It took years for Hollywood to create the perfect woman. Now it wants the old one back.
In small but significant numbers, filmmakers and casting executives are beginning to re-examine Hollywood's attitude toward breast implants, Botox, collagen-injected lips and all manner of plastic surgery.
Television executives at Fox Broadcasting, for example, say they have begun recruiting more natural-looking actors from Australia and Britain because the amply endowed, freakishly young-looking crowd that shows up for auditions in Los Angeles suffers from too much sameness.
"I think everyone either looks like a drag queen or a stripper," said Marcia Shulman, who oversees casting for Fox's scripted shows.
Independent casting directors like Mindy Marin, who worked on the Jason Reitman film "Up in the Air," are urging talent agents to discourage clients from having surgery, particularly older celebrities who, she contends, are losing jobs because their skin is either too taut or swollen with filler.
Said Marin: "What I want to see is real."
Even extras get the once-over. Sande Alessi, who helped cast the "Pirates of the Caribbean" movies, said she offers to photograph actresses in their bathing suits, telling them they can keep the photo for their audition books.
Professional courtesy? Not exactly. Moviemakers prefer actresses with natural breasts for costume dramas and period films. So much so that when the Walt Disney Company recently advertised for extras for the new "Pirates" film, the casting call specified that only women with real breasts need apply. By taking a photograph, Alessi said, "we don't have to ask, we will know."
People can spot the fake
The move toward "less is more" is being propelled by a series of colliding social and technological trends, more than a dozen film and television professionals said.
Cosmetic enhancements remain popular, with 10 million surgical and nonsurgical procedures performed in the United States in 2009, according to the American Society for Aesthetic Plastic Surgery. At the same time, the spread of high-definition television - as well as a curious public's trained eye - has made it easier to spot a celebrity's badly stitched hairline or botched eyelid lift.
Men, of course, are not immune to the youthful lure of a surgeon's scalpel. But it is women, to the surprise of no one, who are being scrutinized most closely.
Botox now frowned upon
Botox is the enemy in a post-"Avatar," 3-D infatuated Hollywood, where the ability to crumple a mouth into a frown is as vital as remembering one's lines. More startling is how young the plastic surgery devotees have become. In January, the actress Heidi Montag was on the cover of People magazine touting the 10 cosmetic procedures she received in one day. She is 23.

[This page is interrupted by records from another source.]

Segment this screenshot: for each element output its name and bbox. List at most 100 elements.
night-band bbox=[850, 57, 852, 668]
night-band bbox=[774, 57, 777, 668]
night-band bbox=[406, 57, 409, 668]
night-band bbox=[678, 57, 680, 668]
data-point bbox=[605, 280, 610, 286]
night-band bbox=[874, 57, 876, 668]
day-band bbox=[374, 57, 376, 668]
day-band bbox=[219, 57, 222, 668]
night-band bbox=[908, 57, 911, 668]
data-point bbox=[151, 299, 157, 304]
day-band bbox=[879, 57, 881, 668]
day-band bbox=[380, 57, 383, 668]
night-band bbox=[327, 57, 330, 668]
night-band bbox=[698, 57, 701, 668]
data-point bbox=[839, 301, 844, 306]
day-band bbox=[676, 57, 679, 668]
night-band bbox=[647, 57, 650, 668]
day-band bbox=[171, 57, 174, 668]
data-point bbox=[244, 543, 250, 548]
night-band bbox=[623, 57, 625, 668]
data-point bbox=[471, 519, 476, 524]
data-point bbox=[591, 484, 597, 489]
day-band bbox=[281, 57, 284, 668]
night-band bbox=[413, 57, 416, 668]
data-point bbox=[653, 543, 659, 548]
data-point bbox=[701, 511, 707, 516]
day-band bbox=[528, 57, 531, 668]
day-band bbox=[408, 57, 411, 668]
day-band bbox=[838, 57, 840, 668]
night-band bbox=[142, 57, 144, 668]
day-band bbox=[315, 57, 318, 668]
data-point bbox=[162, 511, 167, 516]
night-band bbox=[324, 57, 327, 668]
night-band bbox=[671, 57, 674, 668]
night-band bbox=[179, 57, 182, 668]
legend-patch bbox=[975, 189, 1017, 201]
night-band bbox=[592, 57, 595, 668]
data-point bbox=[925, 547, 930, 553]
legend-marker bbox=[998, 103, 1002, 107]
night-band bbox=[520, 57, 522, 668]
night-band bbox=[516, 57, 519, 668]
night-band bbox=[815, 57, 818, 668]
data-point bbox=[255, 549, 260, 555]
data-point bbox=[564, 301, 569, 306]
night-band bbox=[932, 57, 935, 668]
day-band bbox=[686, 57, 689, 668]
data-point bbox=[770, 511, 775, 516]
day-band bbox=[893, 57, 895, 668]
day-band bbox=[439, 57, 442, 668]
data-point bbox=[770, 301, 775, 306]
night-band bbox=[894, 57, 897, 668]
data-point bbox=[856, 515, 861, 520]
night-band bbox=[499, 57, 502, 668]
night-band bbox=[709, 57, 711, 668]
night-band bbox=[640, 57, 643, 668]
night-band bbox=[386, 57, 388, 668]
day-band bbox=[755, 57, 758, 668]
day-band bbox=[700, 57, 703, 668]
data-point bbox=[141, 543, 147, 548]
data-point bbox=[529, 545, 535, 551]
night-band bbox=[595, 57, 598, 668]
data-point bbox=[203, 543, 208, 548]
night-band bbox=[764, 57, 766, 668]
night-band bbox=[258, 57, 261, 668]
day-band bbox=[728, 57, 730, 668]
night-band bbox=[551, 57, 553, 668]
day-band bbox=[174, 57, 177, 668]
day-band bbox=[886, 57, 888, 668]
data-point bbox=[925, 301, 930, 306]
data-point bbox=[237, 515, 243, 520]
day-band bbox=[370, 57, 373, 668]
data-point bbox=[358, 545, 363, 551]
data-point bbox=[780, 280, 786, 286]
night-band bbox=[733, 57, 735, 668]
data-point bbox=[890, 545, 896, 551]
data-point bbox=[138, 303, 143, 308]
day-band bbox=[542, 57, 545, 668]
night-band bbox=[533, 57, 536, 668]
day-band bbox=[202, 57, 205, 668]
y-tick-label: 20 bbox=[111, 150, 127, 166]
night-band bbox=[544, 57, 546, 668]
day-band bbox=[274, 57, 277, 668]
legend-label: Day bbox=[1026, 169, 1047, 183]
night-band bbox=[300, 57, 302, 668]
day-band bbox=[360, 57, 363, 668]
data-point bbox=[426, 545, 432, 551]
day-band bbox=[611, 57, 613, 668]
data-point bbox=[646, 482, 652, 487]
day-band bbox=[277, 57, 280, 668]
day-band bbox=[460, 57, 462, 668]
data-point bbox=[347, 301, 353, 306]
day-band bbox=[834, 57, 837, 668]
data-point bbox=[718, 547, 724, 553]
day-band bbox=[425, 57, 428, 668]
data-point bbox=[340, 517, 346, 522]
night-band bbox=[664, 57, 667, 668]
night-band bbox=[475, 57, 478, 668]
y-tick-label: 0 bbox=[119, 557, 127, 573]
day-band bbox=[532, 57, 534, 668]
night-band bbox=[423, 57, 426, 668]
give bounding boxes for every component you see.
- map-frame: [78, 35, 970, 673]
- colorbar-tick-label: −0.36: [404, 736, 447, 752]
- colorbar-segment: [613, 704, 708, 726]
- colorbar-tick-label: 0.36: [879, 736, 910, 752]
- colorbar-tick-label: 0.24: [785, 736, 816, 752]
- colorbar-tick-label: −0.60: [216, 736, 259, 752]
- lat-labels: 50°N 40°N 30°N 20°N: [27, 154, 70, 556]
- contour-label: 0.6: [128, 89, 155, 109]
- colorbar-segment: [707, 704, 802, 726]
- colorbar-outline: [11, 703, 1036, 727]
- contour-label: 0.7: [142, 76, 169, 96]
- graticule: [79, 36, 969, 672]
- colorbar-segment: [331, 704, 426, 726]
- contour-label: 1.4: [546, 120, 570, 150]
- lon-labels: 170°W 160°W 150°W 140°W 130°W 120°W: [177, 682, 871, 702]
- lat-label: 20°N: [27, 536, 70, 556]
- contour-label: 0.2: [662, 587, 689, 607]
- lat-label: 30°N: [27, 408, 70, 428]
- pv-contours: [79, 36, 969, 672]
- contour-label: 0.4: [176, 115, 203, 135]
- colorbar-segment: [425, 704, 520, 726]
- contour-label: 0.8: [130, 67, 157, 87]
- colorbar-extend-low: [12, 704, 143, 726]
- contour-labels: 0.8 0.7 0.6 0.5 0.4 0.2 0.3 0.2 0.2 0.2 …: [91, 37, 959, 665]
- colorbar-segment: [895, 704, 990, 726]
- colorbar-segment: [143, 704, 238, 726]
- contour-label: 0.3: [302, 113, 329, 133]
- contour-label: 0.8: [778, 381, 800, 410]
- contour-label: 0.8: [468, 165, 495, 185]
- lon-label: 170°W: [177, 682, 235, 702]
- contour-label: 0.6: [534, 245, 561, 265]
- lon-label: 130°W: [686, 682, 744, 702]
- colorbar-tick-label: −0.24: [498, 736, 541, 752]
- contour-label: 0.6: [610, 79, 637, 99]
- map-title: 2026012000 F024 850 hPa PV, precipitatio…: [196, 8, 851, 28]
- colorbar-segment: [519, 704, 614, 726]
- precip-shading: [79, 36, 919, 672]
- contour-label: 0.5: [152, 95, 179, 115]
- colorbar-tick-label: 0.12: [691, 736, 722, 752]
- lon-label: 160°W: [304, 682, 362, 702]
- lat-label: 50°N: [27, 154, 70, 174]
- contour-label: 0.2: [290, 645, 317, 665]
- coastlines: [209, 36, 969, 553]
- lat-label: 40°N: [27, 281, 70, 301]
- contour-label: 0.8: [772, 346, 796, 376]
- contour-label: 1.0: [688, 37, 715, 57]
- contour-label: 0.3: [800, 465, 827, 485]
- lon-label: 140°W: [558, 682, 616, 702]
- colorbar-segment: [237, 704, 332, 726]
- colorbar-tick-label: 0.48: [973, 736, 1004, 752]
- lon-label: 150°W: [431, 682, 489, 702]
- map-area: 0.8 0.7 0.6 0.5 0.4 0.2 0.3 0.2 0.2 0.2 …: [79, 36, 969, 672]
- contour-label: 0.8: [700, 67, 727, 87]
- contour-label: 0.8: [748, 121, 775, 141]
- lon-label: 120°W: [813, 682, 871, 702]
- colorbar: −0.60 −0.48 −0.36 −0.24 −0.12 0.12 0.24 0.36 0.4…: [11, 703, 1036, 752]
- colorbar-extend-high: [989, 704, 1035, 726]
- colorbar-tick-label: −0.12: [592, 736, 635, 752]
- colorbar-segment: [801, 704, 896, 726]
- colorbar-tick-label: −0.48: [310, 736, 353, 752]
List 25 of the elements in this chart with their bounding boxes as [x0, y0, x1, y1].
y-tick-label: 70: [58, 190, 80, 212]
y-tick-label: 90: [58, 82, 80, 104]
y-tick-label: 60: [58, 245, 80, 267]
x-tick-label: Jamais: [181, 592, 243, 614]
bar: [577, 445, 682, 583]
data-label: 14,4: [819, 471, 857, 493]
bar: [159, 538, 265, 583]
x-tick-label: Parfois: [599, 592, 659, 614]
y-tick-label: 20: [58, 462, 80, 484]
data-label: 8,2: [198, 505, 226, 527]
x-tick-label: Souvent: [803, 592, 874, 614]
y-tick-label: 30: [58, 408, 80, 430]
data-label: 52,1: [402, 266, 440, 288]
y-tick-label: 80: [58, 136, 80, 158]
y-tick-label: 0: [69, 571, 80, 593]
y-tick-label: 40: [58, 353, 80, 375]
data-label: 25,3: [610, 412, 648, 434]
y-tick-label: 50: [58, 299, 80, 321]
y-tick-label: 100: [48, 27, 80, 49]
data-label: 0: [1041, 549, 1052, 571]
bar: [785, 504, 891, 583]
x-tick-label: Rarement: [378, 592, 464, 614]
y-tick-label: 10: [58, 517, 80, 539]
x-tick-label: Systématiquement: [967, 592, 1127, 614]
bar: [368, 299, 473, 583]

"The era of 'I look great because I did this to myself' has passed," said Shawn Levy, the director and producer of "Date Night" and the "Night at the Museum" movies.
"It is viewed as ridiculous. Ten years ago, actresses had the feeling that they had to get plastic surgery to get the part. Now I think it works against them. To walk into a casting session looking false hurts one's chances."
With so many types of cosmetic rejiggering, results are often painfully obvious and difficult to correct.
An actor can even lose a role if a director suspects surgery, whether or not it was performed.
John Papsidera, a casting director for the "Batman" movies, said he and a director (he declined to say which one) recently debated whether to hire an actress in her early 20s to play a teenager falling in love. The actress was talented and naturally pretty.
But what stopped the director was his suspicion that, at such a young age, she already had breast implants.
There is something to suggest that the new attitude is beginning to take hold. Lisa Kudrow, in a recent interview with New York magazine, seemed happy to own up to the fact that the face viewers saw on an episode of "Cougar Town" was hers - age lines and all.
"Look, time marches on," Kudrow said. "You still want to look good, but there's a line between looking like yourself and looking like a character from a Batman movie."